While the bill is likely to draw support from many residents and businesses, it faces strong opposition from many building owners. Carl Hum, a senior vice president for the Real Estate Board of New York, a leading real estate trade group with more than 17,000 members, said the proposal was “ill conceived and should be reconsidered.”
Frank Ricci, the director of governmental affairs for the Rent Stabilization Association, which represents 25,000 building owners and managers, said that owners sometimes do not have the money on hand to make costly repairs.
“Nobody wants to leave up sidewalk sheds for longer than they have to,” Mr. Ricci said. “The bottom line is sometimes it’s cheaper, and safer, to leave up the sidewalk sheds than to do the repairs because the repairs can go into millions of dollars.”
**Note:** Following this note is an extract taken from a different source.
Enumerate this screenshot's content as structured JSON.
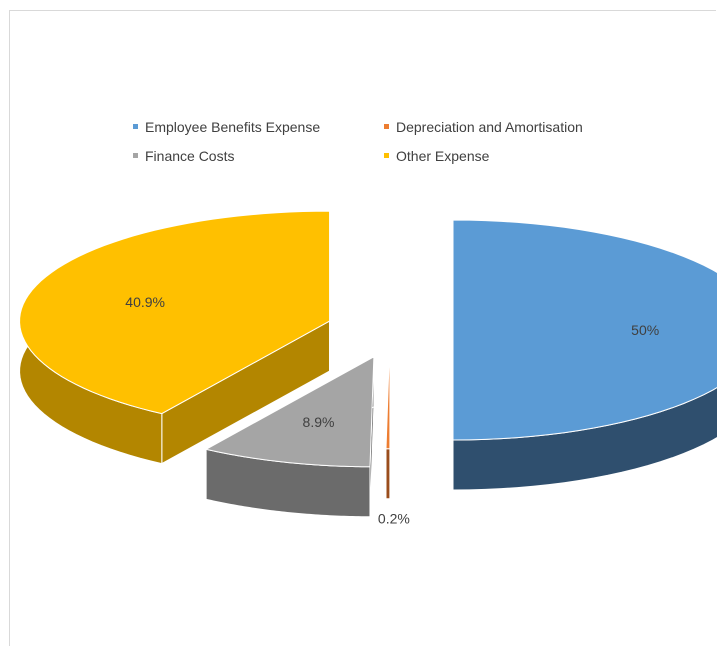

Kenneth J. Buettner, the president of York Scaffold Equipment Corporation in Long Island City, Queens, said scaffolding that stays up for many years was the exception. “Unfortunately, there are times when sidewalk sheds remain in place for protracted periods of time because owners are dallying either intentionally or because of internal problems,’’ he said.
Building owners often have no choice but to leave up sidewalk sheds, even when there is no construction going on. Under city law, a shed is required for any building whose facade could pose a danger. Timothy Hogan, the deputy commissioner of enforcement for the buildings department, said that when building workers went out to inspect all 7,700 buildings with sidewalk sheds during a one-time sweep in January, they found that less than 2 percent could be taken down.
The department requires building owners to obtain a permit to erect a sidewalk shed and to renew the permit annually until work is completed. The department will inspect the sheds for safety when it receives complaints or in special cases such as when a car hits a shed. It will give owners 48 hours to make needed repairs, and if the owners do not comply, it will have the repairs done at the owners’ expense.
Joseph Soldevere, a spokesman for the Buildings Department, said that the department was reviewing Mr. Kallos’s proposal. “While the councilman’s bill is well intentioned, this is a tough problem,” he said.
Mr. Kallos said he sponsored the bill because he had received many complaints about scaffolds. He passes under them every day to get to his own home, and his “pet peeve” is getting dripped on by water — or something worse. “I was irritated by the fact that everywhere I went in the city, there was scaffolding,” Mr. Kallos said. “It’s one thing to put it up for safety, it’s another to just leave it up without doing any work.”
The sidewalk sheds can also cover signs for local stores or drive away foot traffic. At Eva’s Garden Florist on the Upper East Side, which sits on a block covered by scaffolding, some of the flower displays have withered away because the scaffolding blocks out the sunlight. Nick Vlahos, 49, the owner, said he had also lost potential customers who did not like to walk under scaffolding. “Business goes down and it’s a nuisance,” he said. “It’s very frustrating.”
Ms. Foss, the Second Avenue resident, said she hoped the bill, if passed, could finally get rid of the scaffolding at her doorstep. The financially troubled building was acquired by the city’s Department of Housing Preservation and Development in 2003, and assigned to an interim owner, Neighborhood Restore, while the department looks for someone to buy and rehabilitate it.
“Would you want to live under scaffolding?” she said. “It’s been up for six years and it’s time for it to come down.”